Of course, much of the excitement this year centered around the closing-night film, Precious, given the Oscar buzz it has generated. Following its unprecedented box office in limited release the week before, it had sold out by last Wednesday, but the festival booker, Greg Gardner, managed to get a second screening slotted—and that sold out, too. For those who missed it and would like to see it at the theater, I expect the film will open locally within the next week or so. So did Precious live up to its promise? In the main, I’m going to say that, yes, it did—though I don’t think I’m quite as keen on it as a great many people seem to be. It’s certainly a well-made, beautifully acted film of no little power, even if some of that power starts to feel a little trumped-up at times. The performances are stunning—and anyone who sat through Glitter (that’s maybe 20 people) will be stunned to discover that Mariah Carrey actually can act.
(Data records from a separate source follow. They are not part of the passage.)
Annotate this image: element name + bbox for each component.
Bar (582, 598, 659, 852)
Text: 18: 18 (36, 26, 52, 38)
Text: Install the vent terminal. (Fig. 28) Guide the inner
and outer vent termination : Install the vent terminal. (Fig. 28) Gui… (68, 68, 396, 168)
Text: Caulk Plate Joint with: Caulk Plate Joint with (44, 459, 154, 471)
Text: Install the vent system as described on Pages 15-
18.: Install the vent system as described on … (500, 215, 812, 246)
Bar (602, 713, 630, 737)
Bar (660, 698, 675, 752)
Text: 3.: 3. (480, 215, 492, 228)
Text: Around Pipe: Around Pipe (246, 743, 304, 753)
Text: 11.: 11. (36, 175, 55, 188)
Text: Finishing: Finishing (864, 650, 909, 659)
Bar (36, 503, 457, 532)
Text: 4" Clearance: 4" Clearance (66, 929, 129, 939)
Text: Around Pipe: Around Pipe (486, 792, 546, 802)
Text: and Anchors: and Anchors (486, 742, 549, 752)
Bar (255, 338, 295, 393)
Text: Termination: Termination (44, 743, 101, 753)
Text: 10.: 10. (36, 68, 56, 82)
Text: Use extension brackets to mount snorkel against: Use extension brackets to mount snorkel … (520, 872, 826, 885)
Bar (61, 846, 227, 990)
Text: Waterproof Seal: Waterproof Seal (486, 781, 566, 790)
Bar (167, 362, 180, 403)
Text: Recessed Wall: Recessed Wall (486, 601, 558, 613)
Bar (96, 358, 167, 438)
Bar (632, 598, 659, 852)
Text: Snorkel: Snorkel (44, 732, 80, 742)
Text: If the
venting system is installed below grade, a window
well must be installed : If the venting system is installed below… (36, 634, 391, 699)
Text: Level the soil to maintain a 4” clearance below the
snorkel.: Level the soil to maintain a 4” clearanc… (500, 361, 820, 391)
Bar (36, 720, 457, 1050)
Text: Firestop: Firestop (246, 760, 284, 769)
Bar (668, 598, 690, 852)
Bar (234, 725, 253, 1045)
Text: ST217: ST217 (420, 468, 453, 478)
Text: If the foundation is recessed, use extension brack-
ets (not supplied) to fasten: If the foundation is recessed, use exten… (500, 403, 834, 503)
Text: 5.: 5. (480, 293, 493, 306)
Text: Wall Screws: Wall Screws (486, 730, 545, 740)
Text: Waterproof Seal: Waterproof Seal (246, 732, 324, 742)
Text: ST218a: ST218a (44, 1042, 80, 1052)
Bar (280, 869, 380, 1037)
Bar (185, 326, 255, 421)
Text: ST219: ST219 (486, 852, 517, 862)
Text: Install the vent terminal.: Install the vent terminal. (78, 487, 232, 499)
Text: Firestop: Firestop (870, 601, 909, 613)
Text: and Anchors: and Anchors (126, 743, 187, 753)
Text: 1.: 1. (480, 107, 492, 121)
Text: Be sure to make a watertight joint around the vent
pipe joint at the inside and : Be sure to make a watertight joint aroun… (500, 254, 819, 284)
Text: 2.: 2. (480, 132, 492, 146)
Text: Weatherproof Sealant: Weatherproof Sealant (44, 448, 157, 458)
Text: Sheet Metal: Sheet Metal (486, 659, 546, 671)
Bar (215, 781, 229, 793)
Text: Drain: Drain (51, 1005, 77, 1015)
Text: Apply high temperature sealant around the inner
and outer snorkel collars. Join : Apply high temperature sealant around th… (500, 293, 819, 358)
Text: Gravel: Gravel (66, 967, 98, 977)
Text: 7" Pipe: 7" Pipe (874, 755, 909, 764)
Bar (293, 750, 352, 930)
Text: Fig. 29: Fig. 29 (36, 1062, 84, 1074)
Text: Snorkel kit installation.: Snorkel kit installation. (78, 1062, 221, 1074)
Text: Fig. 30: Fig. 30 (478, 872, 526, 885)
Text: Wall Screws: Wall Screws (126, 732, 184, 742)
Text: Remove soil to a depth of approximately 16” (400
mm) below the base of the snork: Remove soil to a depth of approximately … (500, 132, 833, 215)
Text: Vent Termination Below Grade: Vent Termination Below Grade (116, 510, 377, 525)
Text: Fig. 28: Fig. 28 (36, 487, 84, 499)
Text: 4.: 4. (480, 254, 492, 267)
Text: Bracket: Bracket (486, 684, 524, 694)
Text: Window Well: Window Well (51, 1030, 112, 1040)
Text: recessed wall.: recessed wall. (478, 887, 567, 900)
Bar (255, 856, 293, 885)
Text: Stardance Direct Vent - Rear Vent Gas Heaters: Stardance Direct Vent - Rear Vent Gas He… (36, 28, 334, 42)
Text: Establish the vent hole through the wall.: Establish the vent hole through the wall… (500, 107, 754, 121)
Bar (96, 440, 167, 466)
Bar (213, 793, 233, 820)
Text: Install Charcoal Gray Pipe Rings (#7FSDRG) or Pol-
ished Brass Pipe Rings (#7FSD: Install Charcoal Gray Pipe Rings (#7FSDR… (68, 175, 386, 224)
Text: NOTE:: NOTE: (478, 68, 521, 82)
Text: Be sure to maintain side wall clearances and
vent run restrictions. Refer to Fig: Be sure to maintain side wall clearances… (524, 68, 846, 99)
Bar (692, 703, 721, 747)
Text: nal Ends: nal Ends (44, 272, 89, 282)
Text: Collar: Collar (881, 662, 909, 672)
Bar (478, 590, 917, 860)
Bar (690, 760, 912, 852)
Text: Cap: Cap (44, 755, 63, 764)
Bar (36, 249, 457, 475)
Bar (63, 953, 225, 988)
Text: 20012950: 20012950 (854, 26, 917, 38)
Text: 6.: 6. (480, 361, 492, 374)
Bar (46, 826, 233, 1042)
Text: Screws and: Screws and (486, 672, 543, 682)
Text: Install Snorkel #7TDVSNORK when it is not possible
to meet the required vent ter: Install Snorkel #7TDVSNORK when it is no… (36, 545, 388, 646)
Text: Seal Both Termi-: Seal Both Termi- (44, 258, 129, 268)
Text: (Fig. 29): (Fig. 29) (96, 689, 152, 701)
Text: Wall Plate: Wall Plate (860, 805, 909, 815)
Praise to one side—and Precious certainly deserves it—it just didn’t have the ability to transport the crowds the way last year’s closing film, Danny Boyle’s Slumdog Millionaire, did. Precious drew solid, enthusiastic applause, but nothing like the two ovations Slumdog received—nor did it leave you breathlessly excited when you exited the theater (at least, it didn’t leave me feeling that way). But, as I’ve noted before, Slumdog Millionaire isn’t the kind of film you encounter more than every few years—and it’s no disgrace not to match it. And anyway, the two films—and their aims—are so different that it makes actual comparison impossible.
Overall, the festival was a wholly pleasant event. I do regret the pricing of the opening-night film, and I do hope that we can get back to having a guest next year. And good as the entry features mostly were, I definitely want to see a return to the aggressive approach of acquiring films that have played well at other festivals. That was a process that proved very successful the past couple of years here in Asheville in terms of getting a larger body of worthwhile feature entries.
On another positive note, the amount of time and attention given over to local filmmakers this year was a very good move. After all, supporting the art of film in your own backyard can only be a good thing for any film festival. We’re just lucky enough to have a good bit of local filmmaking going on.
So where does all this leave us? This year’s festival wasn’t an unqualified success, but I would call it a success—certainly it was judging by the reaction of those who attended it.